REPUBLIKA.CO.ID, JAKARTA -- Wakil Ketua Dewan Syariah Nasional (DSN) Majelis Ulama Indonesia (MUI), Adiwarman Karim, menyatakan sistem asuransi dalam Badan Penyelenggara Jaminan Sosial (BPJS) Kesehatan ada dua perbedaan. Hal tersebut ia utarakan terkait sistem konvensional dan syariah untuk BPJS Kesehatan.
“Perbedaan antara syariah dengan konvensional itu ada dua, proteksi dan cara investasinya,” kata Adiwarman kepada ROL, Jumat (31/7).
Ia menjelaskan dari segi proteksi, sistem syariah ilmunya harus menggunakan risk sharing atau berbagi risiko. Dalam syariah, lanjut Adiwarman, harus mementingkan status uang yang dibayarkan oleh peserta BPJS karena uang tersebut milik peserta secara kolektif bukan milik BPJS.
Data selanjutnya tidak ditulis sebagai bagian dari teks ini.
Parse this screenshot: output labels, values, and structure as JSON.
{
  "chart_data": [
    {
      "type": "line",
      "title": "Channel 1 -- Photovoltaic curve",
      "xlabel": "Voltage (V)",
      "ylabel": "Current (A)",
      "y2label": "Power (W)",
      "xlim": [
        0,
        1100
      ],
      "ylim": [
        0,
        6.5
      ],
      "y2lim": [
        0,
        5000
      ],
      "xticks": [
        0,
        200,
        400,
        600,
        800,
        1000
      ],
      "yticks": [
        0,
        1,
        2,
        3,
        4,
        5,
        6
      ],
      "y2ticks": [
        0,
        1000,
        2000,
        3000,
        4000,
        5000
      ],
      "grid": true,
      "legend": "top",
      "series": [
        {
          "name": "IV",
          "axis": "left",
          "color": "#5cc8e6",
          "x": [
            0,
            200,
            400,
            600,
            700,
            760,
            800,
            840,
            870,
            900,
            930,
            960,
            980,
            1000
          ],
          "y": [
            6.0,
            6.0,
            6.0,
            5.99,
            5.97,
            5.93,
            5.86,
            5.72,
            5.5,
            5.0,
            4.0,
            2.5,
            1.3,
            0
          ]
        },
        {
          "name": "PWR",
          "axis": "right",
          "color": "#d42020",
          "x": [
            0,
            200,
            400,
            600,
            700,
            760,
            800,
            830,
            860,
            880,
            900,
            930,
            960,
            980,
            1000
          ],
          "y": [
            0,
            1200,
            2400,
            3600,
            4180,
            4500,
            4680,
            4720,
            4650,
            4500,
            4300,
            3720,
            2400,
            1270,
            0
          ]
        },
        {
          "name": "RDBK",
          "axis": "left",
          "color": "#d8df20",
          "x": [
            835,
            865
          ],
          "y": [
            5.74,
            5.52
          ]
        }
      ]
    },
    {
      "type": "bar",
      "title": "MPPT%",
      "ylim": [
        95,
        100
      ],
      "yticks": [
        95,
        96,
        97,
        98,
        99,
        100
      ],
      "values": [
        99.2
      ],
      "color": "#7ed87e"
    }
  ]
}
Untuk itu, ia menilai pengelolaannya harus ada pemisahan mengenai uang yang dibayarkan peserta BPJS dan mana yang milik BPJS. “Kalau di syariah harus dipisah, kalau nggak itu jadi nggak sesuai syariah,” kata Adiwarman menjelaskan.
Selain itu, mengenai cara investasinya, ia menjelaskan uang-uang yang dibayarkan peserta BPJS harus dinvestaikan kepada instrumen-instrumen yang syariah. Ia menganggap kedua hal tersebut menjadi dua perbedaan mendasar mengenai syariah dan konvensional.
“Kalau produknya syariah, instrumennya harus syariah, kalau kita lihat dari laporan keuangan BPJS kan kita lihat diinvestasikan di instrumen-instrumen di luar syariah,” katanya.
Sebelumnya, MUI mengeluarkan fatwa menilai sistem program BPJS tak sesuai dengan ketentuan Islam. Untuk itu, MUI menyarankan kepada pemerintah untuk membuat BPJS syariah agar bisa sesuai dengan prinsip Islam.